Cependant, tel était, à cette époque, le mépris
puéril que l'on affectait pour le magnétisme animal que toutes ces
descriptions psychologiques furent complètement oubliées et l'on crut
véritablement à une découverte toute récente quand M. Ch. Richet [40] publia en 1875 ses observations sur quelques suggestions exécutées
après le réveil. On eut de la peine à croire qu'une femme, ayant
oublié tout ce qu'on lui avait dit pendant le somnambulisme, pût
cependant revenir au bout de huit jours à l'heure dite sans savoir
pourquoi. Mais, en 1823, Bertrand considérait déjà cette expérience
comme banale. Il faut reconnaître que les descriptions de M. Richet eurent plus
de succès que celles de Bertrand. Elles purent convaincre plus de
personnes et, depuis, l'étude de la suggestion exécutée après le réveil
fut faite par un grand nombre d'observateurs qui retrouvèrent l'un après
l'autre tous les faits qu'avaient aperçus les anciens. Nous ne reprendrons pas
la description de ce phénomène qui est maintenant bien connu : les
citations précédentes pouvant tenir lieu d'une description générale ; nous
n'insisterons que sur les détails, qui nous feront mieux connaître le fonctionnement
de l'esprit dans ces opérations singulières.

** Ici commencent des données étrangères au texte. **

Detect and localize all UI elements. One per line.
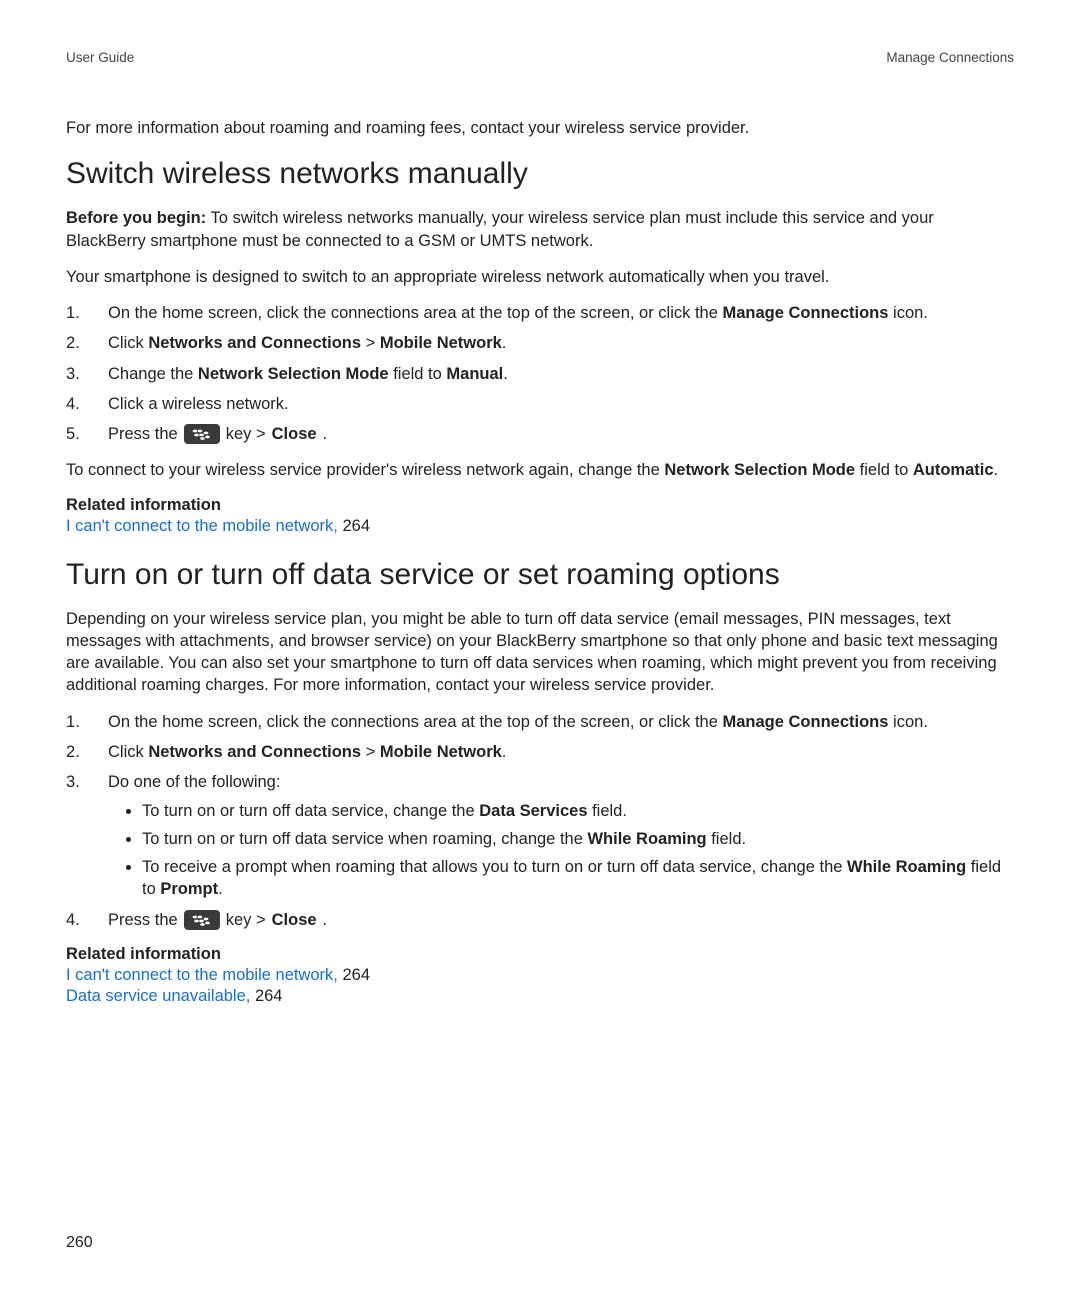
section2-step-2: Click Networks and Connections > Mobile …: [66, 741, 1014, 763]
section2-step-1: On the home screen, click the connection…: [66, 711, 1014, 733]
section1-related-line: I can't connect to the mobile network, 2…: [66, 517, 1014, 536]
section1-step-1: On the home screen, click the connection…: [66, 302, 1014, 324]
section2-title: Turn on or turn off data service or set …: [66, 558, 1014, 592]
section1-title: Switch wireless networks manually: [66, 157, 1014, 191]
section2-bullet-3: To receive a prompt when roaming that al…: [142, 856, 1014, 901]
page-header: User Guide Manage Connections: [66, 50, 1014, 65]
page: User Guide Manage Connections For more i…: [0, 0, 1080, 1296]
before-you-begin-label: Before you begin:: [66, 209, 206, 227]
intro-paragraph: For more information about roaming and r…: [66, 117, 1014, 139]
section2-sub-bullets: To turn on or turn off data service, cha…: [108, 800, 1014, 901]
section1-auto-note: Your smartphone is designed to switch to…: [66, 266, 1014, 288]
section2-related-line-1: I can't connect to the mobile network, 2…: [66, 966, 1014, 985]
section1-reconnect: To connect to your wireless service prov…: [66, 459, 1014, 481]
section2-related-line-2: Data service unavailable, 264: [66, 987, 1014, 1006]
link-data-service-unavailable[interactable]: Data service unavailable,: [66, 987, 250, 1005]
section2-step-3: Do one of the following: To turn on or t…: [66, 771, 1014, 900]
section2-related-heading: Related information: [66, 945, 1014, 964]
blackberry-key-icon: [184, 424, 220, 444]
page-number: 260: [66, 1234, 93, 1252]
section1-step-4: Click a wireless network.: [66, 393, 1014, 415]
section1-before: Before you begin: To switch wireless net…: [66, 207, 1014, 252]
section1-step-5: Press the key > Clo: [66, 423, 1014, 445]
section1-step-2: Click Networks and Connections > Mobile …: [66, 332, 1014, 354]
section1-steps: On the home screen, click the connection…: [66, 302, 1014, 445]
link-cant-connect-mobile[interactable]: I can't connect to the mobile network,: [66, 517, 338, 535]
section1-related-heading: Related information: [66, 496, 1014, 515]
section2-bullet-2: To turn on or turn off data service when…: [142, 828, 1014, 850]
link-cant-connect-mobile-2[interactable]: I can't connect to the mobile network,: [66, 966, 338, 984]
section2-steps: On the home screen, click the connection…: [66, 711, 1014, 931]
section2-paragraph: Depending on your wireless service plan,…: [66, 608, 1014, 697]
section1-step-3: Change the Network Selection Mode field …: [66, 363, 1014, 385]
header-left: User Guide: [66, 50, 134, 65]
section2-bullet-1: To turn on or turn off data service, cha…: [142, 800, 1014, 822]
section2-step-4: Press the key > Clo: [66, 909, 1014, 931]
header-right: Manage Connections: [886, 50, 1014, 65]
blackberry-key-icon: [184, 910, 220, 930]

Remarquons d'abord que cette persistance d'une idée,
malgré le passage d'un état à un autre se présente aussi en dehors de
l'hypnotisme. « Ordinairement, dit Moreau (de Tours) [41], les rêves s'arrêtent avec le sommeil, quelquefois ils
persistent dans la veille... Un individu rêve qu'il peut voler en
l'air ; réveillé, il éprouve le besoin de l'essayer en sautant un
fossé. » « Un autre rêvé à son père qui est mort et en voit le fantôme, il continue
à le voir dans le demi-réveil et même un peu pendant la
veille [42]. » « Le délire de beaucoup d'aliénés prend son point de
départ dans les rêves de leur sommeil [43]. » Les crises nerveuses et les états extatiques nous montrent
des phénomènes du même genre. M. Fontaine, un des convulsionnaires
de Saint-Médard, annonce, pendant une crise, que, tout le reste du
carême, il ne prendra qu'un repas par jour et qu'il le prendra au pain et
à l'eau ; après ses crises il ne se souvient de rien et
cependant il est forcé de jeûner et d'exécuter sa prescription [44]. Liébault [45] parle d'un malade qui rêve qu'il est devenu muet et qui au
réveil a réellement perdu la parole. Dans le même sens, qu'il nous soit
permis de citer le procédé ingénieux d'un amoureux qui obtint la permission de
s'approcher de sa belle pendant qu'elle dormait et de murmurer son propre nom à son oreille. Cette jeune
personne eut dans la suite beaucoup de tendresse pour lui par une sorte de
rêve récurrent [46]. Enfin M. Charcot cite un hystérique qui, après une crise
où il croit avoir été mordu par des animaux, examine ses bras pour y
chercher les traces des morsures qu'il croit avoir subies [47], et Maudsley parle d'un médecin qui croyait posséder un cheval
blanc auquel il avait rêvé pendant le délire de la fièvre
typhoïde [48]. Tous ces phénomènes sont évidemment identiques à
ceux qui se passent après le sommeil hypnotique, mais ils ne sont ni
aussi nets ni aussi accessibles à l'expérimentation.